Naschy's multiple roles allow for a pretty broad display of his talents here. He's better in the "straight" role in this film, though his character has a touch of the tragedy of Waldemar Daninsky, which is familiar territory for the actor. The betrayal in the character's past, and the way he's controlled by his brother make him more complex than one would expect. Naschy's portrayal of the villain, however, is again the highlight. Kantaka is equal parts Murder Legendre, Eric the Phantom, and Doctor Phibes, and Naschy sells it. He manages the interesting trick of blowing himself off the screen. There's nothing to be said about Naschy's appearance as Satan, here, given that it's mostly the make-up and costume that does the job here. He leers nicely, but there's no dialogue in that sequence and he's not called upon to emote, really. He's a presence, not a performance. The rest? Well, Naschy and his director, León Klimovsky, are savvy to the way movies are built around stars, and they are careful to diminish any chance that the co-stars will upstage Naschy. Nobody goes to a Naschy movie to see Victor Alcázar.
Naschy and Klimovsky don't skimp on the horror movie mayhem. They're fairly modern in how they orchestrate the movie's horror beats, placing them at roughly ten minute intervals (at the reel changes). Some of these beats are sex. Some of them are gore. It's about an equal mix, though it seems almost programmatic in retrospect.
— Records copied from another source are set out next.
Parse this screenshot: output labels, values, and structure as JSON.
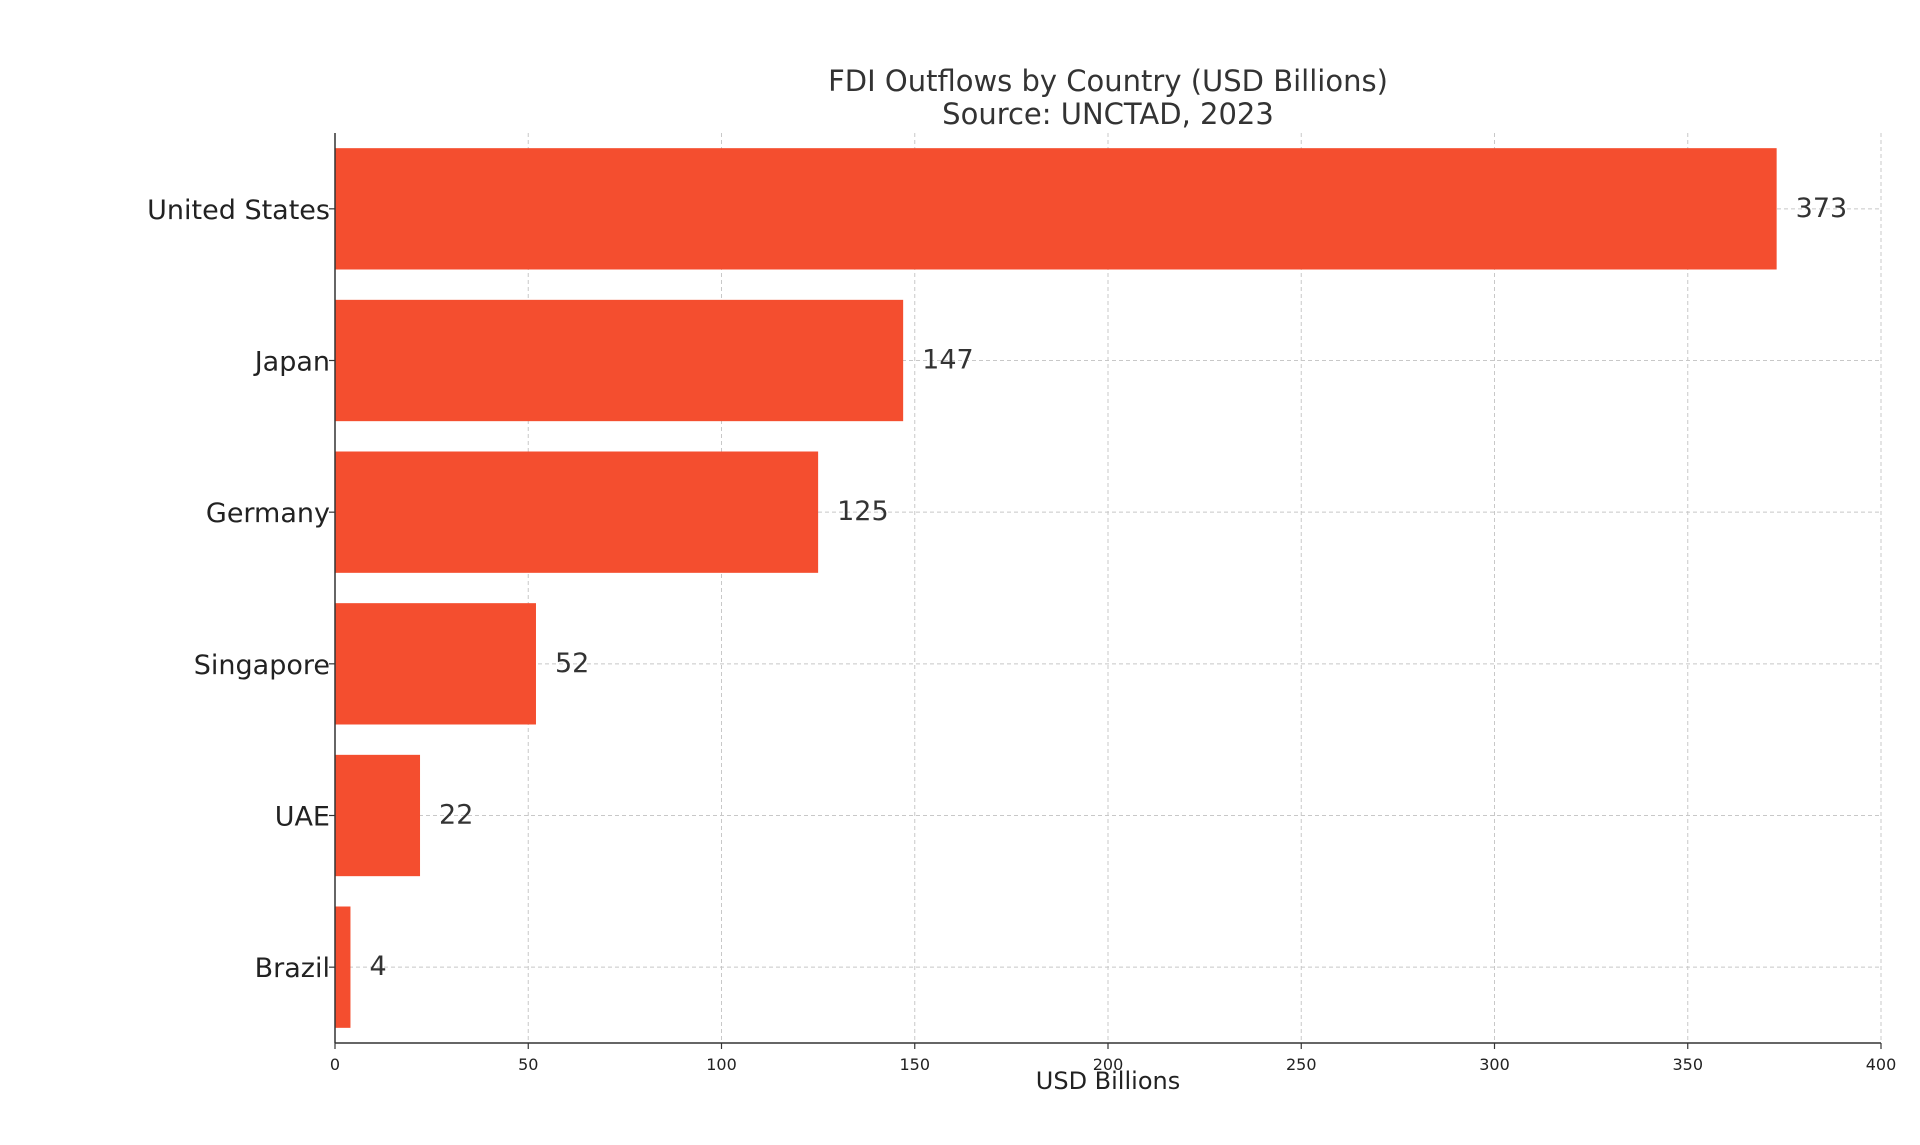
{
  "chart_data": {
    "type": "bar",
    "orientation": "horizontal",
    "title": "FDI Outflows by Country (USD Billions)",
    "subtitle": "Source: UNCTAD, 2023",
    "xlabel": "USD Billions",
    "ylabel": "",
    "categories": [
      "United States",
      "Japan",
      "Germany",
      "Singapore",
      "UAE",
      "Brazil"
    ],
    "values": [
      373,
      147,
      125,
      52,
      22,
      4
    ],
    "data_labels": [
      "373",
      "147",
      "125",
      "52",
      "22",
      "4"
    ],
    "xlim": [
      0,
      400
    ],
    "xticks": [
      0,
      50,
      100,
      150,
      200,
      250,
      300,
      350,
      400
    ],
    "xtick_labels": [
      "0",
      "50",
      "100",
      "150",
      "200",
      "250",
      "300",
      "350",
      "400"
    ],
    "grid": true,
    "legend": "none",
    "bar_color": "#f44e2f"
  }
}
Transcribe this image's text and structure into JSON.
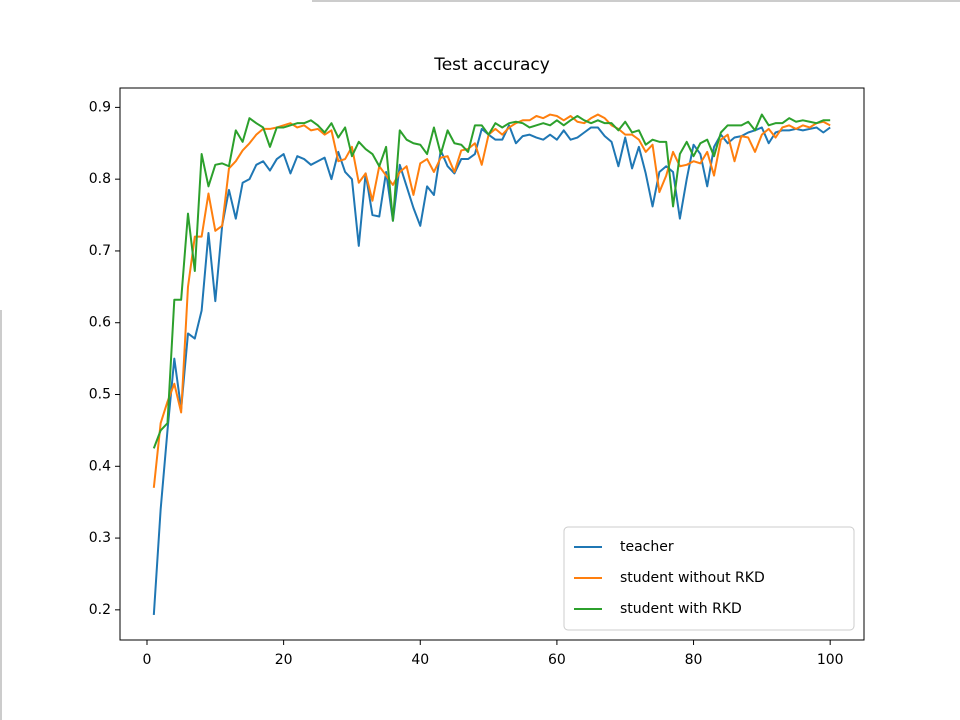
{
  "chart_data": {
    "type": "line",
    "title": "Test accuracy",
    "x": [
      1,
      2,
      3,
      4,
      5,
      6,
      7,
      8,
      9,
      10,
      11,
      12,
      13,
      14,
      15,
      16,
      17,
      18,
      19,
      20,
      21,
      22,
      23,
      24,
      25,
      26,
      27,
      28,
      29,
      30,
      31,
      32,
      33,
      34,
      35,
      36,
      37,
      38,
      39,
      40,
      41,
      42,
      43,
      44,
      45,
      46,
      47,
      48,
      49,
      50,
      51,
      52,
      53,
      54,
      55,
      56,
      57,
      58,
      59,
      60,
      61,
      62,
      63,
      64,
      65,
      66,
      67,
      68,
      69,
      70,
      71,
      72,
      73,
      74,
      75,
      76,
      77,
      78,
      79,
      80,
      81,
      82,
      83,
      84,
      85,
      86,
      87,
      88,
      89,
      90,
      91,
      92,
      93,
      94,
      95,
      96,
      97,
      98,
      99,
      100
    ],
    "series": [
      {
        "name": "teacher",
        "color": "#1f77b4",
        "values": [
          0.193,
          0.34,
          0.45,
          0.55,
          0.48,
          0.585,
          0.578,
          0.617,
          0.725,
          0.63,
          0.735,
          0.785,
          0.745,
          0.795,
          0.8,
          0.82,
          0.825,
          0.812,
          0.828,
          0.835,
          0.808,
          0.832,
          0.828,
          0.82,
          0.825,
          0.83,
          0.8,
          0.838,
          0.81,
          0.8,
          0.707,
          0.808,
          0.75,
          0.748,
          0.81,
          0.742,
          0.82,
          0.79,
          0.76,
          0.735,
          0.79,
          0.778,
          0.84,
          0.818,
          0.808,
          0.828,
          0.828,
          0.835,
          0.87,
          0.862,
          0.855,
          0.855,
          0.875,
          0.85,
          0.86,
          0.862,
          0.858,
          0.855,
          0.862,
          0.855,
          0.868,
          0.855,
          0.858,
          0.865,
          0.872,
          0.872,
          0.86,
          0.852,
          0.818,
          0.858,
          0.815,
          0.845,
          0.808,
          0.762,
          0.81,
          0.818,
          0.81,
          0.745,
          0.8,
          0.848,
          0.835,
          0.79,
          0.845,
          0.862,
          0.85,
          0.858,
          0.86,
          0.865,
          0.868,
          0.872,
          0.85,
          0.865,
          0.868,
          0.868,
          0.87,
          0.868,
          0.87,
          0.872,
          0.865,
          0.872
        ]
      },
      {
        "name": "student without RKD",
        "color": "#ff7f0e",
        "values": [
          0.37,
          0.46,
          0.49,
          0.515,
          0.475,
          0.65,
          0.72,
          0.72,
          0.78,
          0.728,
          0.735,
          0.815,
          0.825,
          0.84,
          0.85,
          0.862,
          0.87,
          0.87,
          0.872,
          0.875,
          0.878,
          0.872,
          0.875,
          0.868,
          0.87,
          0.862,
          0.868,
          0.825,
          0.828,
          0.845,
          0.795,
          0.808,
          0.77,
          0.818,
          0.805,
          0.792,
          0.81,
          0.818,
          0.778,
          0.822,
          0.828,
          0.81,
          0.83,
          0.832,
          0.81,
          0.84,
          0.842,
          0.85,
          0.82,
          0.862,
          0.87,
          0.862,
          0.872,
          0.878,
          0.882,
          0.882,
          0.888,
          0.885,
          0.89,
          0.888,
          0.882,
          0.888,
          0.88,
          0.878,
          0.885,
          0.89,
          0.885,
          0.875,
          0.87,
          0.862,
          0.862,
          0.855,
          0.838,
          0.848,
          0.782,
          0.805,
          0.838,
          0.818,
          0.82,
          0.825,
          0.822,
          0.838,
          0.805,
          0.855,
          0.862,
          0.825,
          0.86,
          0.858,
          0.838,
          0.862,
          0.87,
          0.858,
          0.872,
          0.875,
          0.87,
          0.875,
          0.872,
          0.878,
          0.88,
          0.875
        ]
      },
      {
        "name": "student with RKD",
        "color": "#2ca02c",
        "values": [
          0.425,
          0.45,
          0.46,
          0.632,
          0.632,
          0.752,
          0.672,
          0.835,
          0.79,
          0.82,
          0.822,
          0.818,
          0.868,
          0.852,
          0.885,
          0.878,
          0.872,
          0.845,
          0.872,
          0.872,
          0.875,
          0.878,
          0.878,
          0.882,
          0.875,
          0.865,
          0.878,
          0.858,
          0.872,
          0.832,
          0.852,
          0.842,
          0.835,
          0.818,
          0.845,
          0.742,
          0.868,
          0.855,
          0.85,
          0.848,
          0.835,
          0.872,
          0.835,
          0.868,
          0.85,
          0.848,
          0.838,
          0.875,
          0.875,
          0.862,
          0.878,
          0.872,
          0.878,
          0.88,
          0.878,
          0.872,
          0.875,
          0.878,
          0.875,
          0.882,
          0.875,
          0.882,
          0.888,
          0.882,
          0.878,
          0.882,
          0.878,
          0.878,
          0.868,
          0.88,
          0.865,
          0.868,
          0.848,
          0.855,
          0.852,
          0.852,
          0.762,
          0.835,
          0.852,
          0.832,
          0.85,
          0.855,
          0.832,
          0.865,
          0.875,
          0.875,
          0.875,
          0.88,
          0.868,
          0.89,
          0.875,
          0.878,
          0.878,
          0.885,
          0.88,
          0.882,
          0.88,
          0.878,
          0.882,
          0.882
        ]
      }
    ],
    "xlim": [
      -3.95,
      104.95
    ],
    "ylim": [
      0.158,
      0.927
    ],
    "xticks": [
      0,
      20,
      40,
      60,
      80,
      100
    ],
    "yticks": [
      0.2,
      0.3,
      0.4,
      0.5,
      0.6,
      0.7,
      0.8,
      0.9
    ],
    "legend": "lower right"
  }
}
For the most part, this is a lesser Naschy. While the elements that make his movies fun are certainly present here, the filmmakers have an annoying tendency to linger on the shots of London. It's as if, having paid to shoot there, they were determined to get the most out of the locations. There's a shot, for instance, of the sign for New Scotland Yard that Klimovsky holds far longer than its function as an establishing shot really merits. There are a lot of these kinds of shots, actually, and one whole sequence that seems completely contrived to show Naschy walking around the streets of the city. This has a soporific time dilation effect and kills some of the mood. While there are certainly pleasures to be found here, on balance, the negatives probably outweigh them.
...and the cops stand around at the end looking dopey. In how many horror films does this scene recur? I wonder.